Ao ouvir ontem, pela milésima vez, o "senta-te direito!", lembrei-me do Tenente Podre. O meu pai, nativo de Viana do Castelo, que teve um doce exílio em Vila Real durante 60 anos, levou consigo para lá um montão das suas histórias de infância e juventude, que passaram a fazer parte do património de uma memória que não vivi. Às vezes, falava no Tenente Podre.
O Tenente Podre não se chamava assim. Era conhecido com essa designação porque, rezavam as crónicas, cheirava em regra mal, provavelmente por défice crónico de lavagem corporal, detetável por quem com ele se cruzava nas ruas. Tinha sido da arma de Cavalaria, mas o facto de não ter passado daquela patente, já na fase avançada da vida em que o meu pai o tinha conhecido, fazia presumir que a sua carreira castrense não fora por aí além.
Casado com a Dona Miquelina (do que eu me lembro!), o Tenente era conhecido por usar para com ela expressões tributárias da sua especialidade militar. No Café Bar, para lhe pedir o açúcar, ficara famoso o seu: "Ó Miquelina, dá aí um coice no açucareiro!". Na Bandeira, a caminho da casa, que parece que era perto da Capela das Almas, se a cônjuge se adiantava na passada, atirava-lhe, à distância: "Ó Miquelina, parece que vais com o freio nos dentes!"
O Tenente e a Miquelina tinham uma filha solteira, a Ilda. Dizia o meu pai que a pequena, já entradora numa então preocupante trintena de anos, passava bastante ao largo da formusura e que o decurso do tempo não parecia ajudar a que arranjasse um par que a fizesse desamparar a casa paterna. A Ilda tinha por mau hábito, ao andar, inclinar-se um pouco para a frente. O Tenente, pressentindo que essa atitude corporal poderia agravar a já de si escassa atração de pretendentes, volta e meia berrava-lhe, com voz de parada: "Ó Ilda! Põe-te tesa!"
Há que convir que entre o "senta-te direito!", que vou ouvindo cá por casa, e o "põe-te tesa!" que a Ilda escutava do pai militar não há, salvo no estilo, um oceano de diferenças.
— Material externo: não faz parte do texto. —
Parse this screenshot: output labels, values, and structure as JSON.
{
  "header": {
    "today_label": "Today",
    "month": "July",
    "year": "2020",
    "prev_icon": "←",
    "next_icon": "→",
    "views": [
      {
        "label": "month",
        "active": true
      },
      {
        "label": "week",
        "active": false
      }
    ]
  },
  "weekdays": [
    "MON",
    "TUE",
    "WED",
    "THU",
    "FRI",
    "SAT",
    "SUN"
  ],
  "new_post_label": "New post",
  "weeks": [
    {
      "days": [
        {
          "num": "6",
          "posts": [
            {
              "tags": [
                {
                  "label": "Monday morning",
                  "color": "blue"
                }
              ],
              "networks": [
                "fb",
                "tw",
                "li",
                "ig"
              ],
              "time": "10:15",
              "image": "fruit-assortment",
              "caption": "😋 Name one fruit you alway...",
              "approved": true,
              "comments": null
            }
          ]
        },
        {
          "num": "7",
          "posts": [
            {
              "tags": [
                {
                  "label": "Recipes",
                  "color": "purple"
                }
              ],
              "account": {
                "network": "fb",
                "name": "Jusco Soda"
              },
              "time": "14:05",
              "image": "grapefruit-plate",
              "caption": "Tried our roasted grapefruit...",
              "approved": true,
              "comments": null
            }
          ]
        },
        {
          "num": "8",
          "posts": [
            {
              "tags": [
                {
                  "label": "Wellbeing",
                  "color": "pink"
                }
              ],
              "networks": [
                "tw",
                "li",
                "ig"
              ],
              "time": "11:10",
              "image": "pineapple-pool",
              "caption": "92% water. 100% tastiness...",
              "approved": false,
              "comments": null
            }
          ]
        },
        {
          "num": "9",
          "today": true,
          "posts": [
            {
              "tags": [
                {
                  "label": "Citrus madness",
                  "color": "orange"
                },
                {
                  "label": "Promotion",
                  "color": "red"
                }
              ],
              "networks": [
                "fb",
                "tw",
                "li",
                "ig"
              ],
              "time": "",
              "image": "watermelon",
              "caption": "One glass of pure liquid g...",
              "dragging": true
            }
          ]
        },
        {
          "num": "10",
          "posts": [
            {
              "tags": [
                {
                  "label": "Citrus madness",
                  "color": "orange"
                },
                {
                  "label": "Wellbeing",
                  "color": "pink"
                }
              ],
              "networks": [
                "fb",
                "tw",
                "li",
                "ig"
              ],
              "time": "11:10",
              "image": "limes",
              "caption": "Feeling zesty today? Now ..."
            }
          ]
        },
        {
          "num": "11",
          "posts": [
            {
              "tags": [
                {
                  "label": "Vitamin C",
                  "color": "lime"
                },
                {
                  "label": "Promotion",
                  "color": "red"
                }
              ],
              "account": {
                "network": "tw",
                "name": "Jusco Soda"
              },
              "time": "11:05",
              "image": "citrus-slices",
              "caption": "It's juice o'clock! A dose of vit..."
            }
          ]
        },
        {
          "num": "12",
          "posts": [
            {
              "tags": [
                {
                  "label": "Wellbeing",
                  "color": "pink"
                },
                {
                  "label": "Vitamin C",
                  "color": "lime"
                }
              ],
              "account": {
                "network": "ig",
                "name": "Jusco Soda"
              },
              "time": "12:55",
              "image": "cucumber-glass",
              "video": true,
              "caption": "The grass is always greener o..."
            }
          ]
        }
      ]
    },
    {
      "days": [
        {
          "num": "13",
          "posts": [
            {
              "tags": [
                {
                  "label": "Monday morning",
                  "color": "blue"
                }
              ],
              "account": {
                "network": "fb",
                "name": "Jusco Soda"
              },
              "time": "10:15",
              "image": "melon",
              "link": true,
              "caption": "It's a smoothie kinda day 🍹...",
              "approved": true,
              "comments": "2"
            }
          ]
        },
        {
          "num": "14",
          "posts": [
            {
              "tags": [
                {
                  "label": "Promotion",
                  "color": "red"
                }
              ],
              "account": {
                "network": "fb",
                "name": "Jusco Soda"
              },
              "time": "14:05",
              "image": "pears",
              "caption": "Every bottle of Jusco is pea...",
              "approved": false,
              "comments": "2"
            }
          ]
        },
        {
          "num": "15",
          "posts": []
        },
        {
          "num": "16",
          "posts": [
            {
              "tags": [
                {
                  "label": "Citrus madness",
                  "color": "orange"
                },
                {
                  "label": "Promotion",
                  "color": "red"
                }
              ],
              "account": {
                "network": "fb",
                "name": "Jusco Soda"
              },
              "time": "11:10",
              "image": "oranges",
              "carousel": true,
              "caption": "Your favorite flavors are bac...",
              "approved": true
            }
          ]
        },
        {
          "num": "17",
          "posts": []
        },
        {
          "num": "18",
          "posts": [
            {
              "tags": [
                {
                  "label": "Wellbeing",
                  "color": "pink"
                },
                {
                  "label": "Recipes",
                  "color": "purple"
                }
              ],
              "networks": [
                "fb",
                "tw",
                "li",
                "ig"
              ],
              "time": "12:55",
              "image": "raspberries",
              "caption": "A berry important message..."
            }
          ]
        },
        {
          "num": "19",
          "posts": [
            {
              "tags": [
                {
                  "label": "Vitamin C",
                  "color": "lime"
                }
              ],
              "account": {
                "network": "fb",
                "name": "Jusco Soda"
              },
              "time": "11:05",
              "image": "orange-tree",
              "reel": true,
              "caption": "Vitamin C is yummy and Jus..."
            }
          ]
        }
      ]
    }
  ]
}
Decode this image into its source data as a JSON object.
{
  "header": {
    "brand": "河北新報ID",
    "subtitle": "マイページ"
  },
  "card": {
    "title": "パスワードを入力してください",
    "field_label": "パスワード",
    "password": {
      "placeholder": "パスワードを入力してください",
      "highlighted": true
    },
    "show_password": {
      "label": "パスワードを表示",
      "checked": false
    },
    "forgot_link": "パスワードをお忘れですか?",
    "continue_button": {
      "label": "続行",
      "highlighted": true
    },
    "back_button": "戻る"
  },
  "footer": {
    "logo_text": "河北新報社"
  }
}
Em ambos os casos, é tudo por boas causas.
3 comentários:
Tambem recebo esses mimos da parte do meu filho "Oh mae endireita-te!!!" que e o mesmo que dizer "poe-te tesa" rsrsrs.
Mas um homem desta idade (da minha!) ouvir "alguém" dizer "põe-te teso" ficaria ainda mais encurvado, como dizia um meu antepassado, em "asa de chávena"!
Quando era o tempo dos namoriscos, tive esse problema: com o meu 1,84 era obrigado a fazer atenção à estatura da menina...Alguns ensaios levaram os meus amigos a fazer desenhos da "sorte grande e da aproximação"! Era assim que me viam quando a diferença era bem visível! E quando queria guardar a "eleita" do meu coração, quando passeávamos, era obrigado a curvar-me, e era mau para a estética...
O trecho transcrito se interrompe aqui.